When you're frazzled to the point of yanking your hair out in clumps, the last thing you want is some well-meaning friend telling you to relax! But before you bust a blood vessel, try these simple calming techniques that lower cortisol and prevent stress lines.
1. Spritz on some lavender
Having trouble sleeping? Let the soothing scent of lavender take you deep into the Land of Nod. In the Middle Ages, lavender was stuffed into royal pillows to aid restful sleep. Modern research shows it treats insomnia and calms sensitive scalps (try Kama Ayurveda Lavender Patchouli Hair Cleanser) and soothes your mood.
2. Put on those sneakers
Nothing beats cortisol like a good endorphin-boosting run. Pump up those energy levels.
3. Pack in the greens
The magnesium in green leafies fends off the ill-effects of stress—headaches and fatigue. Go ahead, grab a salad.
4. Take a deep breath
Inhale… Exhale…. It's stating the obvious, but deep breathing has a purifying effect on your body. Try this: Close your eyes and breathe slowly. As you inhale, imagine fresh, clean air going into each of your body parts, one breath at a time. Start from the top of your scalp, all the way to down to the soles of your feet.
5. Kick off those shoes
Take a walk in the grass. Barefoot. 'Earthing' helps circulation of Qi or Prana. According to a study in the Journal of Environmental and Public Health, the flow of neagative electrons from the earth into your body moderates your heart rate, actively reducing stress and canceling out the harmful effects of positively-charged free radicals.
6. Spring clean
You've heard it often enough: Clutter creates stress. According to a 2010 UCLA study prople who describes their homes as messy or cluttered had the same cortisol pattern as people with Post traumatic Stress Disorder! Get rid of things you don’t need in your life, and you’ll find yourself getting rid of thoughts you don’t need either. Cleaning up is surprisingly theraputic.
7. Sip on camomile
Sit down, and have a cuppa. But leave out the milk and sugar. They add calories, and cut down the antioxidant and anti-anxiety effects of the tea.
8.Get a dose of love
The feeling of love releases dopamine and oxytocin, the feel-good hormones. Meet your girlfriends. Hug. Call your mum. Or, take a weekend break with your partner.

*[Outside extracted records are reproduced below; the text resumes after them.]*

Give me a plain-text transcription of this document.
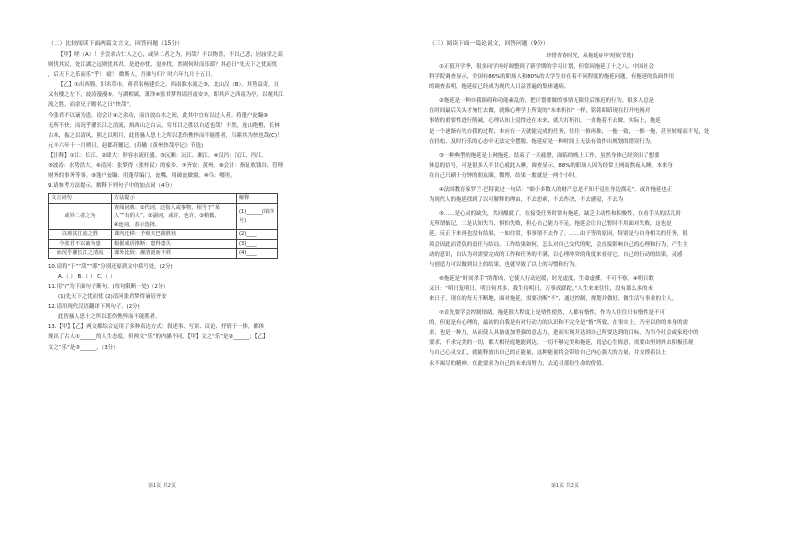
（二）比较阅读下面两篇文言文，回答问题（15分）
【甲】嗟（A）！予尝求古仁人之心，或异二者之为，何哉？不以物喜，不以己悲；居庙堂之高
则忧其民，处江湖之远则忧其君。是进亦忧，退亦忧。然则何时而乐耶？其必曰“先天下之忧而忧
，后天下之乐而乐”乎！ 噫！ 微斯人，吾谁与归？时六年九月十五日。
【乙】①出西塍，旧名草市，蒋君名杨建长之。西南淮水流之③，北山汉（B）。其势益奇，且
又有楼之左下，波涛漫漫⑤。与湖相属，萧泽④张君梦得请居南安⑦，即其庐之西南为亭，以观其江
流之胜，而余兄子瞻名之曰“快哉”。
今张君不以谪为患，窃会计④之余功，而自放山水之间，此其中宜有以过人者。将蓬户瓮牖⑨
无所不快；而况乎濯长江之清流，揖西山之白云，穷耳目之胜以自适也哉！不然，连山绝壑，长林
古木，振之以清风，照之以明月，此皆骚人思士之所以悲伤憔悴而不能胜者，乌睹其为快也哉(C)！
元丰六年十一月朔日，赵郡苏辙记。(苏辙《黄州快哉亭记》节选)
【注释】①江：长江。②肆大：形容水流旺盛。③沅湘：沅江、湘江。④汉沔：汉江、沔江。
⑤波涛：水势浩大。⑥清河：张梦得（张怀民）的家乡。⑦齐安：黄州。⑧会计：指征收钱谷、管理
财务的事务等事。⑨蓬户瓮牖：用蓬草编门，瓮嘴，用破瓮做窗。⑩乌：哪里。
9.请参考方法提示，解释下列句子中的加点词（4分）
文言词句	方法提示	解释
或异二者之为	查阅词典：①代词，泛指人或事物，相当于“某
人”“有的人”。②副词，或许，也许。③稍微。
④连词，表示选择。	(1)______(填序号)
以观其江流之胜	课内迁移：予观夫巴陵胜状	(2)____
今张君不以谪为患	根据成语推断：患得患失	(3)____
而况乎濯长江之清流	课外比较：濯清涟而不妖	(4)____
10.请将“于”“哉”“耶”分别还原到文中括号处。(2分)
A.（ ） B.（ ） C.（ ）
11.用“/”为下面句子断句。(每句限断一处)（2分）
(1)先天下之忧而忧 (2)清河张君梦得谪居齐安
12.请用现代汉语翻译下列句子。(2分)
此皆骚人思士之所以悲伤憔悴而不能胜者。
13.【甲】【乙】两文都综合运用了多种表达方式：叙述事、写景、议论、抒情于一体，都体
现出了古人①______的人生态度。但两文“乐”的内涵不同，【甲】文之“乐”是②______；【乙】
文之“乐”是③______。（3分）
第1页 共2页
（三）阅读下面一篇论说文，回答问题（9分）
珍惜青春时光，从拖延症中突围(节选)
①正值开学季，很多同学再好调整到了新学期的学习计划，但常因拖延了十之八。中国社会
科学院调查显示，全国有86%的职场人和80%的大学生存在着不同程度的拖延问题。有拖延的负面作用
的调查表明，拖延症已经成为现代人日益普遍的集体通病。
②拖延是一种自我阻碍和功能紊乱的、把计划要做的事情无限往后推迟的行为。很多人总是
在时间最后关头才匆忙去做，就像心理学上所说的“未来折扣”一样，铭铭昭昭现在打开电视对
事情的重要性进行削减，心理认知上觉得还在未来，就大打折扣，一直拖着不去做。实际上，拖延
是一个逐渐有失自我的过程，本应在一天就能完成的任务，往往一推再推；一拖一致，一推一拖，甚至转嫁而不见，处
在轻松、及时行乐的心态中无法完全摆脱。拖延症是一种时间上无法有效作出规划的错误行为。
③一种典型的拖延是上网拖延。结束了一天疲惫，面临的晚上工作，虽然身体已经突出了想要
休息的信号，可是很多人不甘心就此入睡。调查显示，88%的职场人因为经常上网而熬夜入睡，本来身
在自己只刷十分钟的朋友圈，微博，结果一耽就是一两个小时。
④法国教育家罗兰·巴特说过一句话：“细小多数人的财产总是不知不觉在身边溜走”。或许拖延也正
为现代人的拖延找到了以可解释的理由，不去思索，不去作决，不去感觉，不去为
⑤……是心灵的缺失，共同酿就了。在接受任务时常有拖延，缺乏主动性和积极性，在看手头的活儿时
无所谓惦记，二是认知失当，惧怕失败，担心自己能力不足，拖延会让自己暂时不用面对失败，这也是
延，反正下来再也没有结果，一如往常，事事情不去作了。……由于等的原因，特别是与自身相关的任务，很
蔫会因此而背负的责任与结局，工作结果如何，怎么对自己交代的呢，会直接影响自己的心理和行为，产生主
动的意识，自认为对需要完成的工作和任务的不满，以心理冲突的角度来看待它，自己的行动的结果，灵感
与创造力可以做到以上的结果，也就导致了以上的习惯和行为。
⑥拖延是“时间杀手”的帮凶，它使人行动迟缓，时光虚度，生命虚掷，不可不察。④明日歌
又曰：“明日复明日，明日何其多，我生待明日，万事成蹉跎。”人生来来往往，没有那么多的未
来日子，现在的每天不断地，面对拖延，需要决断“不”，通过控制，规划并做好，做生活与事业的主人。
⑦首先要学会控制情绪。拖延很大程度上是情性使然，人都有惰性，作为人往往只有惰性是不可
的，但更是有心理的，最初的自我是有对行动力的认识和不完全是“惰”所致，在事实上，乃至以你的本身的需
求，也是一种力，从而使人具备更加坚强的意志力，进而实现并达到自己所要达到的目标，为当今社会或家庭中的
要求，不求完美的一切，都大相径庭地能到达。一切不够完美和拖延，切忌心生悔意，需要由里到外去积极乐观
与自己心灵交汇，就能释放出自己的正能量，这种能量将会带给自己内心强大的力量，并支撑着以上
永不竭尽的精神。在此要求为自己的未来而努力，去追寻那份生命的价值。
第1页 共2页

9. Tune into your body clock
Fix a time for lights out, and also for your morning alarm. Regulated sleep helps regulate your circadian rhythm, thereby reducing any stress your body may feel from extraneous events. Try and get in eight hours of sleep or half an hour of meditation which, done correctly, is equivalent to a good night's rest.
10. Stretch
Tadasana (the palm tree pose) helps establish physiological and mental balance. Stand with your feet shoulder-distance apart, interlock your fingers and stretch your arms over your head, palms facing the ceiling. As you stretch, rise up on your toes. Hold for about 20 seconds, gently release.
11. Get fruity
Pull out those oranges. The Vitamin C in oranges has been known to bring down blood pressure and cortisol levels, besides giving a much-needed boost to your immune system.
12. Soak it in
A hot shower relaxes your muscles, and also helps wash away negativity. Use a handful of rock or bath salts; follow it up with an uplifting cleanser, like Philosophy Whipped Peppermint Cream Shower Gel.
13. Do a jig
Yes, what Baz Luhrmann said—Dance, even if you have nowhere to do it but your own bedroom! Just letting go with the music can really turn your mood around.
14. Get milk
Granny was right. Studies reveal that calcium has anti-anxiety properties and is especially helpful in fighting PMS-related mood swings.
15. Rub your hands
The part of your palm between your thumb and wrist connects to your solar plexus, the seat of stress. Use the thumb of your opposite hand to literally rub your anxiety away. Add a boost with a massage oil like The Body Shop Divine Calm Relaxing Massage Oil.